The group of students, faculty and staff will be formed in the next few weeks and will address safety and accountability at the school’s Hanover, New Hampshire, campus, Justin Anderson, a spokesman, said today in a phone interview.
“It’s the behavior that is the issue here,” Anderson said. “There’s nothing inherent about the Greek system that leads to hazing. There’s nothing inherent about sports teams that leads to hazing.”
In the January column, senior Andrew Lohse described taking part in degrading rituals involving bodily fluids to join a fraternity, and a culture of drunkenness and misogyny that he said has been tolerated by the college. The article spurred a petition from alumni calling for an independent probe and renewed calls from faculty to ban single-sex fraternities and sororities on campus.
“There’s great social pressure at Dartmouth about joining a fraternity,” Lohse said in an interview in January. “You’re told this is part of becoming a Dartmouth man.”
Almost 68 percent of eligible students at Dartmouth are members of fraternities and sororities, also called Greek organizations. A “culture of impunity” surrounds the Greek system, Annelise Orleck, professor of history at Dartmouth, said today in a phone interview.
“I’ve been here 21 years, and in that time the faculty voted at least twice to abolish the Greek system,” she said. “And we don’t agree on anything.”
The faculty letter with more than 100 signatures was published in the school newspaper calling for an independent commission to investigate hazing, Orleck said. A similar alumni letter is also in circulation, she said.
“There’s a lot of fear of a loss in alum contributions,” she said. “There are strong ties between trustees and many Greek houses and, as a result, there hasn’t been a serious attempt” to address the issue.
The college tried to reduce the role of fraternities and sororities in the past. Former President James Wright was criticized by alumni in 1999 for trying to regulate the system and reduce incidents of violence and alcohol abuse.
Orleck said she’d like to see Dartmouth do what Williams College did, “which is to buy up Greek houses from their national chapters and turn them into coed housing.”

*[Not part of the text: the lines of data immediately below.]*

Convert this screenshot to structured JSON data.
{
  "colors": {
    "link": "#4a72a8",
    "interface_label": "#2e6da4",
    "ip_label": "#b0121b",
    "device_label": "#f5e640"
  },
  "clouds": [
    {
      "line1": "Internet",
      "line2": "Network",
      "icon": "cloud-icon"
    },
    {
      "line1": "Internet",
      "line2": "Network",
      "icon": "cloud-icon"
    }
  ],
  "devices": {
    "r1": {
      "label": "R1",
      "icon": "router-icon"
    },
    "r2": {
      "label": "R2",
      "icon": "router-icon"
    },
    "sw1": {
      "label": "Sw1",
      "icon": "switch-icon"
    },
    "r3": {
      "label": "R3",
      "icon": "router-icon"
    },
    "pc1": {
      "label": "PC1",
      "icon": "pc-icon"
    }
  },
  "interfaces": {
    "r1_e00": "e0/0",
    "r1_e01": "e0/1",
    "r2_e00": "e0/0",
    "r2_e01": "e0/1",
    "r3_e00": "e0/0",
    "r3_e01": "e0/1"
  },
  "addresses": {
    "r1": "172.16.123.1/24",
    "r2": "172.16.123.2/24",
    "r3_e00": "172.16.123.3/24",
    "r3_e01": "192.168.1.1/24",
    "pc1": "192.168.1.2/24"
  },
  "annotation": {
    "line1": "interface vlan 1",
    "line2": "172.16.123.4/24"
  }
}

Hazing is prohibited by both Dartmouth policy and New Hampshire state law, Anderson said. Colleges across the country have tried to crack down on the practice, which can include excessive drinking, degrading behavior and physical violence, often as part of an initiation rite. In November, a marching band member at Florida Agricultural and Mechanical University in Tallahassee was beaten to death in a hazing, while another member’s leg was broken.
“Dartmouth is not unique in terms of having segments of its population who at times drink to excess and who at times haze,” he said. “We want to be leaders in addressing this particular issue.”
Under President Jim Kim, Dartmouth has revised campus drinking policies to create student monitors at fraternity parties. In May, Kim announced the creation of a college collaborative to devise methods for reducing binge drinking. The group now has 32 members.
Dartmouth, founded in 1769, has about 5,800 students and is the smallest institution in the Ivy League, a group of eight private northeastern universities. Graduates include U.S. Treasury Secretary Timothy Geithner and his immediate predecessor, Henry Paulson, as well as Jeffrey Immelt, chief executive officer of General Electric Co., based in Fairfield, Connecticut.